Cédric Lépine : Pourquoi avoir choisi de situer le récit du film à Tijuana ?
David Pablos :
Si la situation autour de la prostitution infantile est propre au contexte social de la frontière entre le Mexique et les États-Unis, c’est aussi un très grand problème que l’on retrouve à travers le monde. J’ai choisi Tijuana parce que je suis né et j’ai grandi dans cette ville que je connais très bien et que j’aime profondément. J’ai toujours voulu filmer dans ma ville. J’avais également bien en tête le type de lieux que je cherchais à représenter pour le film et je savais que je pouvais les trouver à Tijuana.

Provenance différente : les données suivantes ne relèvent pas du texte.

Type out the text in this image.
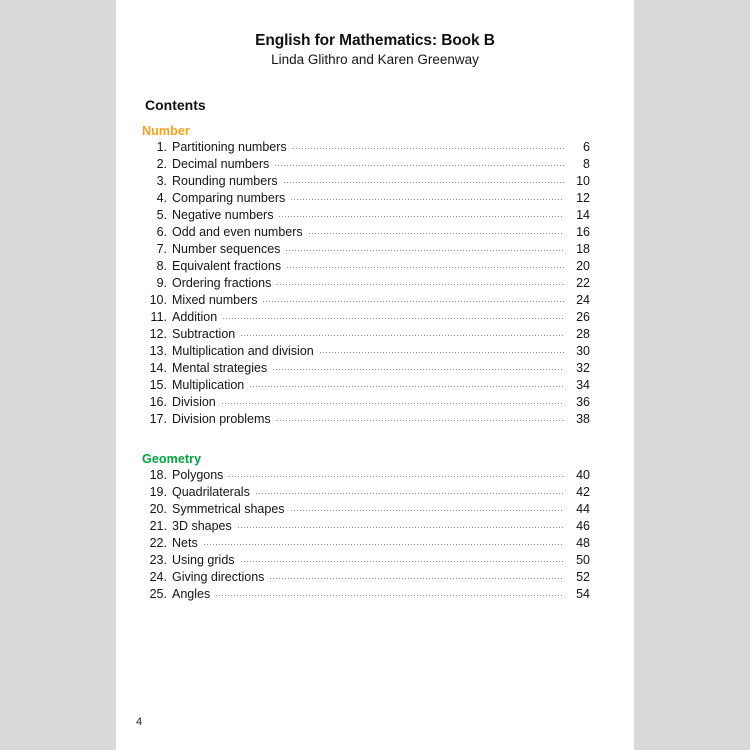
English for Mathematics: Book B
Linda Glithro and Karen Greenway
Contents
Number
1. Partitioning numbers	6
2. Decimal numbers	8
3. Rounding numbers	10
4. Comparing numbers	12
5. Negative numbers	14
6. Odd and even numbers	16
7. Number sequences	18
8. Equivalent fractions	20
9. Ordering fractions	22
10. Mixed numbers	24
11. Addition	26
12. Subtraction	28
13. Multiplication and division	30
14. Mental strategies	32
15. Multiplication	34
16. Division	36
17. Division problems	38
Geometry
18. Polygons	40
19. Quadrilaterals	42
20. Symmetrical shapes	44
21. 3D shapes	46
22. Nets	48
23. Using grids	50
24. Giving directions	52
25. Angles	54
4
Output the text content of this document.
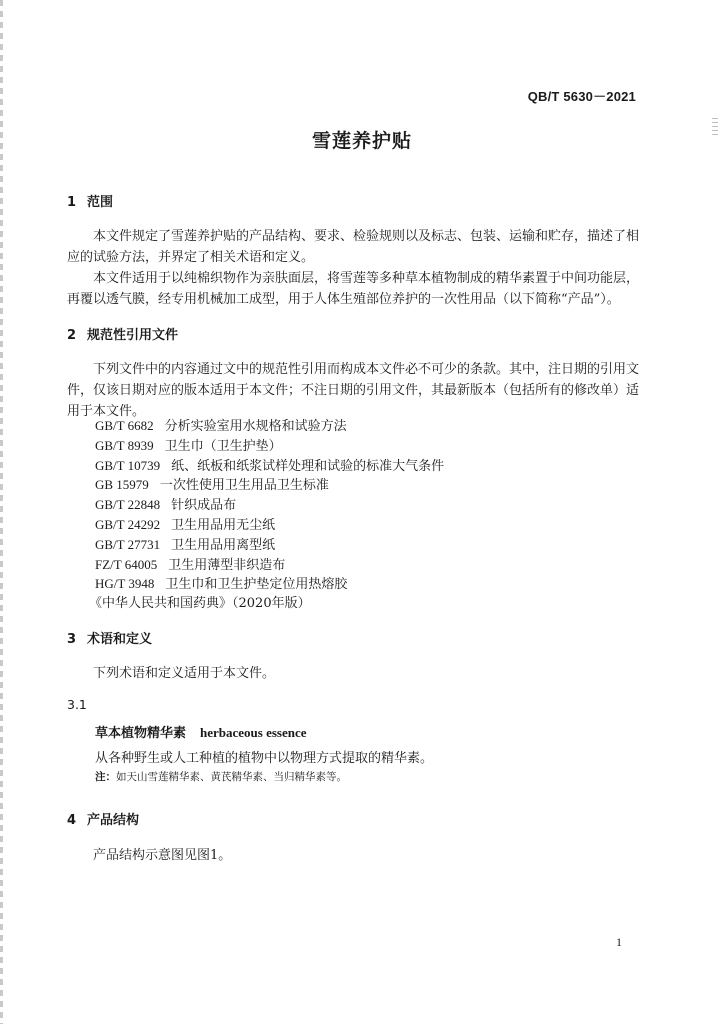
QB/T 5630－2021
雪莲养护贴
1 范围
本文件规定了雪莲养护贴的产品结构、要求、检验规则以及标志、包装、运输和贮存，描述了相应的试验方法，并界定了相关术语和定义。
本文件适用于以纯棉织物作为亲肤面层，将雪莲等多种草本植物制成的精华素置于中间功能层，再覆以透气膜，经专用机械加工成型，用于人体生殖部位养护的一次性用品（以下简称“产品”）。
2 规范性引用文件
下列文件中的内容通过文中的规范性引用而构成本文件必不可少的条款。其中，注日期的引用文件，仅该日期对应的版本适用于本文件；不注日期的引用文件，其最新版本（包括所有的修改单）适用于本文件。
GB/T 6682 分析实验室用水规格和试验方法
GB/T 8939 卫生巾（卫生护垫）
GB/T 10739 纸、纸板和纸浆试样处理和试验的标准大气条件
GB 15979 一次性使用卫生用品卫生标准
GB/T 22848 针织成品布
GB/T 24292 卫生用品用无尘纸
GB/T 27731 卫生用品用离型纸
FZ/T 64005 卫生用薄型非织造布
HG/T 3948 卫生巾和卫生护垫定位用热熔胶
《中华人民共和国药典》（2020年版）
3 术语和定义
下列术语和定义适用于本文件。
3.1
草本植物精华素 herbaceous essence
从各种野生或人工种植的植物中以物理方式提取的精华素。
注：如天山雪莲精华素、黄芪精华素、当归精华素等。
4 产品结构
产品结构示意图见图1。
1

C. L. : Comment avez-vous construit à l’étape du scénario la représentation de la famille, personnage central du film ?
D. P. :
J’avais bien à l’esprit le thème du film et je souhaitais mettre en valeur les visages des différentes victimes. J’ai effectué différentes investigations, j’ai lu de nombreux témoignages. Ce qui m’importait le plus était d’utiliser des choses très concrètes qui disent beaucoup du monde. Il était clair pour moi que je voulais contextualiser cette histoire autour d’une histoire familiale et avoir un point de vue masculin. Le scénario s’est construit autour de ce principe de départ selon lequel autant lui qu’elle sont des victimes de ce système. Ils s’aiment de manière distincte l’un de l’autre et sont tous deux forcés à participer à ce monde. J’ai construit le scénario à partir des témoignages que j’ai recueillis. Ces choses les plus concrètes sont les éléments les plus riches du récit. Ainsi, l’histoire de l’anneau offert par une fille à une autre est un élément adapté d’un événement réel.

Illustration 2
Les Élues © Canana

C. L. : Le film se construit également à partir d’une véritable sensibilité esthétique picturale, avec les corps des protagonistes présentés sur des fonds monochromes.
D. P. :
Ceci a beaucoup à voir avec ma formation personnelle. J’aime la peinture et je recherche constamment des références de ce côté. Néanmoins, mes références picturales ne se construisent pas autour de points spécifiques mais davantage de manière organique. J’aime comparer la réalisation d’un film à une composition musicale : chacun a un rôle dans l’élaboration de la symphonie avec ses propres intentions, son propre rythme. Ma manière de travailler consiste en ceci : savoir exactement ce que je cherche et construire une scène en fonction de ce but à atteindre.

C. L. : Considérez-vous le film comme un outil de dénonciation sociale ?
D. P. :
Je ne me suis jamais dit que j’allais faire un film de dénonciation. Le thème est cependant implicite à l’histoire racontée. Pour moi en tant que réalisateur et producteur d’un film, le plus important est de raconter une histoire et de développer des personnages. À partir de là, je cherche à mettre en œuvre la rencontre la plus humaine entre un public et les personnages et les thèmes du film. Plus que dénoncer, ce qui m’importe est de connecter émotionnellement un public avec des situations sociales.